How much information does this memory model encoder embedding contain compared to its capacity in terms of bits per byted? After training our decoder, we have a BPB compression of

\[\mathtt{BPB} = (L_t/L_b) \Bbb L / \ln(2) = (1/3.92) * 4.93 / \ln(2) \approx 1.81\]

whereas the amortized bits per input byte of the embedding ($d_m=1024, n_{ctx}=512$) assuming no compression is

\[\mathtt{BPB} = \frac{n_p * b_p}{n_{ctx} * (L_b / L_t)} = \frac{1024 * 8}{512 * 3.92} \approx 4.08\]

Thus the encoder has learned to compress the input by a factor of 1.81:4.08, even though it would not have to in the sense that an uncompressed embedding contains 4.08 bits per input byte of information which would be sufficient for allowing the decoder to achieve zero loss.

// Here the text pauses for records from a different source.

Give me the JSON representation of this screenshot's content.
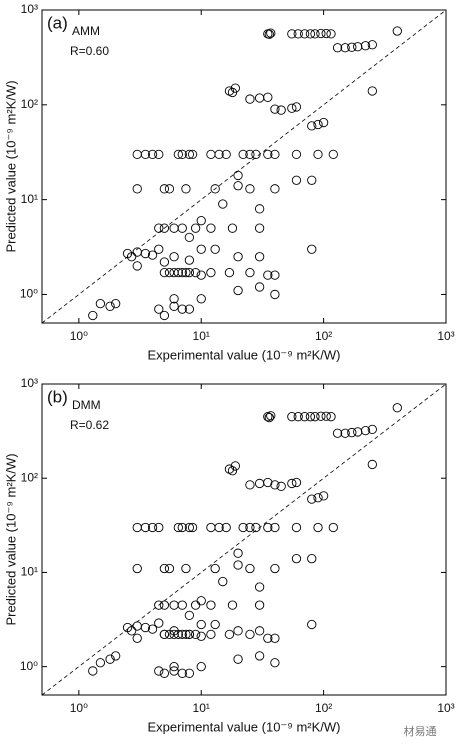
{
  "chart_data": [
    {
      "type": "scatter",
      "panel_label": "(a)",
      "model": "AMM",
      "annotation": "R=0.60",
      "xlabel": "Experimental value (10⁻⁹ m²K/W)",
      "ylabel": "Predicted value (10⁻⁹ m²K/W)",
      "log_x": true,
      "log_y": true,
      "color": "#000000",
      "reference_line": "dashed",
      "xlim": [
        0.5,
        1000
      ],
      "ylim": [
        0.5,
        1000
      ],
      "xticks": [
        {
          "value": 1,
          "label": "10⁰"
        },
        {
          "value": 10,
          "label": "10¹"
        },
        {
          "value": 100,
          "label": "10²"
        },
        {
          "value": 1000,
          "label": "10³"
        }
      ],
      "yticks": [
        {
          "value": 1,
          "label": "10⁰"
        },
        {
          "value": 10,
          "label": "10¹"
        },
        {
          "value": 100,
          "label": "10²"
        },
        {
          "value": 1000,
          "label": "10³"
        }
      ],
      "x": [
        35,
        37,
        36,
        55,
        62,
        70,
        78,
        85,
        95,
        105,
        115,
        130,
        150,
        170,
        190,
        220,
        250,
        400,
        17,
        18,
        19,
        25,
        30,
        35,
        40,
        45,
        55,
        60,
        80,
        90,
        100,
        250,
        3,
        3.5,
        4,
        4.5,
        6.5,
        7,
        8,
        8.5,
        12,
        14,
        16,
        22,
        25,
        28,
        35,
        40,
        60,
        90,
        120,
        3,
        5,
        5.5,
        7.5,
        13,
        20,
        25,
        40,
        60,
        80,
        20,
        15,
        30,
        10,
        4.5,
        5,
        6,
        7,
        9,
        12,
        18,
        30,
        8,
        2.5,
        2.7,
        3,
        3.5,
        4,
        4.5,
        5,
        6,
        8,
        10,
        13,
        20,
        30,
        80,
        3,
        5,
        5.5,
        6,
        6.5,
        7,
        7.5,
        8,
        9,
        10,
        12,
        17,
        25,
        35,
        40,
        1.5,
        1.3,
        1.8,
        2,
        4.5,
        5,
        6,
        7,
        8,
        10,
        20,
        30,
        40,
        6
      ],
      "values": [
        560,
        570,
        555,
        560,
        560,
        560,
        560,
        560,
        565,
        565,
        560,
        400,
        400,
        405,
        410,
        420,
        430,
        600,
        140,
        135,
        150,
        115,
        118,
        120,
        90,
        88,
        92,
        95,
        60,
        62,
        65,
        140,
        30,
        30,
        30,
        30,
        30,
        30,
        30,
        30,
        30,
        30,
        30,
        30,
        30,
        30,
        30,
        30,
        30,
        30,
        30,
        13,
        13,
        13,
        13,
        13,
        14,
        13,
        13,
        16,
        16,
        18,
        9,
        8,
        6,
        5,
        5,
        5,
        5,
        5,
        5,
        5,
        5,
        4,
        2.7,
        2.5,
        2.8,
        2.7,
        2.6,
        3,
        2.2,
        2.5,
        2.3,
        3,
        3,
        2.5,
        2.5,
        3,
        2,
        1.7,
        1.7,
        1.7,
        1.7,
        1.7,
        1.7,
        1.7,
        1.7,
        1.6,
        1.7,
        1.7,
        1.7,
        1.6,
        1.6,
        0.8,
        0.6,
        0.75,
        0.8,
        0.7,
        0.6,
        0.75,
        0.7,
        0.7,
        0.9,
        1.1,
        1.2,
        1,
        0.9
      ]
    },
    {
      "type": "scatter",
      "panel_label": "(b)",
      "model": "DMM",
      "annotation": "R=0.62",
      "xlabel": "Experimental value (10⁻⁹ m²K/W)",
      "ylabel": "Predicted value (10⁻⁹ m²K/W)",
      "log_x": true,
      "log_y": true,
      "color": "#000000",
      "reference_line": "dashed",
      "xlim": [
        0.5,
        1000
      ],
      "ylim": [
        0.5,
        1000
      ],
      "xticks": [
        {
          "value": 1,
          "label": "10⁰"
        },
        {
          "value": 10,
          "label": "10¹"
        },
        {
          "value": 100,
          "label": "10²"
        },
        {
          "value": 1000,
          "label": "10³"
        }
      ],
      "yticks": [
        {
          "value": 1,
          "label": "10⁰"
        },
        {
          "value": 10,
          "label": "10¹"
        },
        {
          "value": 100,
          "label": "10²"
        },
        {
          "value": 1000,
          "label": "10³"
        }
      ],
      "x": [
        35,
        37,
        36,
        55,
        62,
        70,
        78,
        85,
        95,
        105,
        115,
        130,
        150,
        170,
        190,
        220,
        250,
        400,
        17,
        18,
        19,
        25,
        30,
        35,
        40,
        45,
        55,
        60,
        80,
        90,
        100,
        250,
        3,
        3.5,
        4,
        4.5,
        6.5,
        7,
        8,
        8.5,
        12,
        14,
        16,
        22,
        25,
        28,
        35,
        40,
        60,
        90,
        120,
        3,
        5,
        5.5,
        7.5,
        13,
        20,
        25,
        40,
        60,
        80,
        20,
        15,
        30,
        10,
        4.5,
        5,
        6,
        7,
        9,
        12,
        18,
        30,
        8,
        2.5,
        2.7,
        3,
        3.5,
        4,
        4.5,
        5,
        6,
        8,
        10,
        13,
        20,
        30,
        80,
        3,
        5,
        5.5,
        6,
        6.5,
        7,
        7.5,
        8,
        9,
        10,
        12,
        17,
        25,
        35,
        40,
        1.5,
        1.3,
        1.8,
        2,
        4.5,
        5,
        6,
        7,
        8,
        10,
        20,
        30,
        40,
        6
      ],
      "values": [
        450,
        460,
        440,
        450,
        450,
        450,
        450,
        450,
        455,
        455,
        450,
        300,
        300,
        305,
        310,
        320,
        330,
        560,
        125,
        120,
        135,
        85,
        88,
        90,
        85,
        82,
        88,
        90,
        60,
        62,
        65,
        140,
        30,
        30,
        30,
        30,
        30,
        30,
        30,
        30,
        30,
        30,
        30,
        30,
        30,
        30,
        30,
        30,
        30,
        30,
        30,
        11,
        11,
        11,
        11,
        11,
        12,
        11,
        11,
        14,
        14,
        16,
        8,
        7,
        5,
        4.5,
        4.5,
        4.5,
        4.5,
        4.5,
        4.5,
        4.5,
        4.5,
        3.5,
        2.6,
        2.4,
        2.7,
        2.6,
        2.5,
        2.9,
        2.2,
        2.4,
        2.2,
        2.8,
        2.8,
        2.4,
        2.4,
        2.8,
        2,
        2.2,
        2.2,
        2.2,
        2.2,
        2.2,
        2.2,
        2.2,
        2.2,
        2.1,
        2.2,
        2.2,
        2.2,
        2,
        2,
        1.1,
        0.9,
        1.2,
        1.3,
        0.9,
        0.85,
        0.9,
        0.85,
        0.85,
        1,
        1.2,
        1.3,
        1.1,
        1
      ]
    }
  ],
  "watermark": "材易通"
}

Equivalently we have an input of 512 tokens each containing 3.92 bytes, we have an input of 2007 bytes and thus our encoder contains around 2007 bytes * 1.81 bits/byte = 3633 bits of information per context window. This is much smaller than the (uncompressed) 1024 parameters * 8 bits/parameter = 8096 bits present in the encoder’s embedding, assuming 8 bits per parameter quantization.